Durability and backward compatibility over 10 years...

Gabriel Genellina gagsl-py2 at yahoo.com.ar
Wed Dec 19 19:32:15 EST 2007


En Wed, 19 Dec 2007 08:10:59 -0300, Philippe DAVID  
<philippe.a.david at sogeti.com> escribió:

> I would like to use python to write some scripts for a system that will  
> be used
> for more than 10 years. My problem is the following:
> In 10 years, if the OS evolves and ships with the latest stable version  
> of
> python, is there a chance for my 10 year old scripts to run on the new  
> system ?
> (I am using the following imports: os, sys, md5, getopt, socket,  
> UserDict).
> Currently we are using a RHEL linux, it includes python 2, 2.3 and 2.5.  
> How old
> is this python 2 ?

2.0 is from October 2000, that's seven years old. Some people is still  
using an even older version, 1.5.2.
Note that a script written for Python 1.5 likely runs without changes  
using today's version. A script written now for 2.5 probably will run  
unchanged for any upcoming 2.X release. The break point is at 3.0 - that  
version is not backward compatible by design (but there is a tool to  
automate the conversion 2 to 3).
Forcing my crystall ball, I think RH will include 3.X and 2.X versions of  
Python for a long time.

> I don't need to be 100% sure that it will work, but avoiding upgrades of  
> the
> scripts would be a significant plus.

Python has a rather impressive backward compatibility history. I think the  
environment changes will be more important than Python itself (64bits to  
xxx?, multiprocessor architecture, IPv6).

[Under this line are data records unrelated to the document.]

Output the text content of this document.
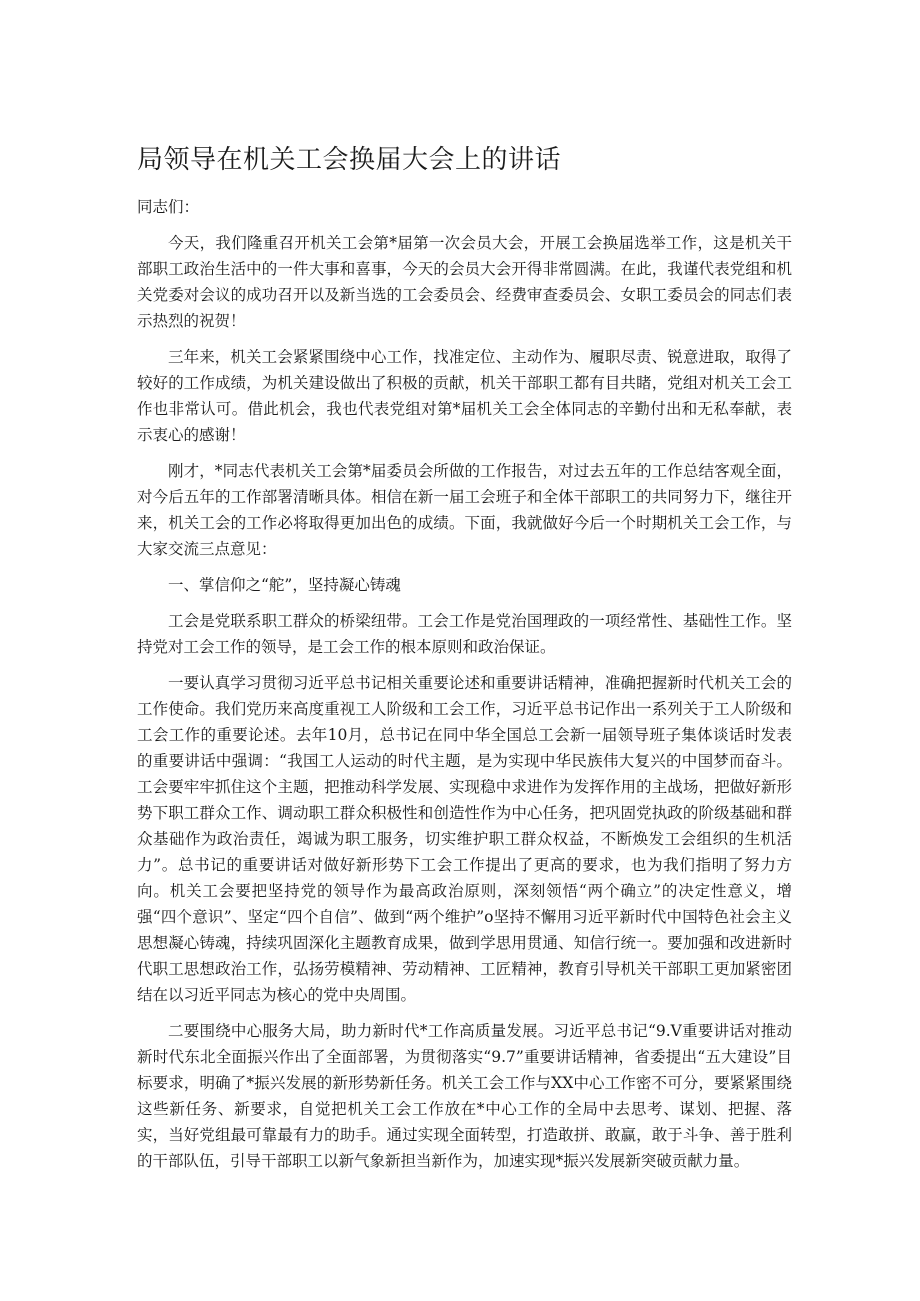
局领导在机关工会换届大会上的讲话

同志们：

今天，我们隆重召开机关工会第*届第一次会员大会，开展工会换届选举工作，这是机关干部职工政治生活中的一件大事和喜事，今天的会员大会开得非常圆满。在此，我谨代表党组和机关党委对会议的成功召开以及新当选的工会委员会、经费审查委员会、女职工委员会的同志们表示热烈的祝贺！

三年来，机关工会紧紧围绕中心工作，找准定位、主动作为、履职尽责、锐意进取，取得了较好的工作成绩，为机关建设做出了积极的贡献，机关干部职工都有目共睹，党组对机关工会工作也非常认可。借此机会，我也代表党组对第*届机关工会全体同志的辛勤付出和无私奉献，表示衷心的感谢！

刚才，*同志代表机关工会第*届委员会所做的工作报告，对过去五年的工作总结客观全面，对今后五年的工作部署清晰具体。相信在新一届工会班子和全体干部职工的共同努力下，继往开来，机关工会的工作必将取得更加出色的成绩。下面，我就做好今后一个时期机关工会工作，与大家交流三点意见：

一、掌信仰之“舵”，坚持凝心铸魂

工会是党联系职工群众的桥梁纽带。工会工作是党治国理政的一项经常性、基础性工作。坚持党对工会工作的领导，是工会工作的根本原则和政治保证。

一要认真学习贯彻习近平总书记相关重要论述和重要讲话精神，准确把握新时代机关工会的工作使命。我们党历来高度重视工人阶级和工会工作，习近平总书记作出一系列关于工人阶级和工会工作的重要论述。去年10月，总书记在同中华全国总工会新一届领导班子集体谈话时发表的重要讲话中强调：“我国工人运动的时代主题，是为实现中华民族伟大复兴的中国梦而奋斗。工会要牢牢抓住这个主题，把推动科学发展、实现稳中求进作为发挥作用的主战场，把做好新形势下职工群众工作、调动职工群众积极性和创造性作为中心任务，把巩固党执政的阶级基础和群众基础作为政治责任，竭诚为职工服务，切实维护职工群众权益，不断焕发工会组织的生机活力”。总书记的重要讲话对做好新形势下工会工作提出了更高的要求，也为我们指明了努力方向。机关工会要把坚持党的领导作为最高政治原则，深刻领悟“两个确立”的决定性意义，增强“四个意识”、坚定“四个自信”、做到“两个维护”o坚持不懈用习近平新时代中国特色社会主义思想凝心铸魂，持续巩固深化主题教育成果，做到学思用贯通、知信行统一。要加强和改进新时代职工思想政治工作，弘扬劳模精神、劳动精神、工匠精神，教育引导机关干部职工更加紧密团结在以习近平同志为核心的党中央周围。

二要围绕中心服务大局，助力新时代*工作高质量发展。习近平总书记“9.V重要讲话对推动新时代东北全面振兴作出了全面部署，为贯彻落实“9.7”重要讲话精神，省委提出“五大建设”目标要求，明确了*振兴发展的新形势新任务。机关工会工作与XX中心工作密不可分，要紧紧围绕这些新任务、新要求，自觉把机关工会工作放在*中心工作的全局中去思考、谋划、把握、落实，当好党组最可靠最有力的助手。通过实现全面转型，打造敢拼、敢赢，敢于斗争、善于胜利的干部队伍，引导干部职工以新气象新担当新作为，加速实现*振兴发展新突破贡献力量。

> Otherwise, is it possible to do something similar like static compiling  
> in C ? I
> mean having one file, or a little set of files that contain my scripts  
> and what
> is needed from the python libs to run them ? This way I could ship the  
> scripts
> and some executables and be pretty much confident it will run even on new
> systems for a long time.

You can always install Python in an alternate place (e.g. your home  
directory) and not rely on the system one.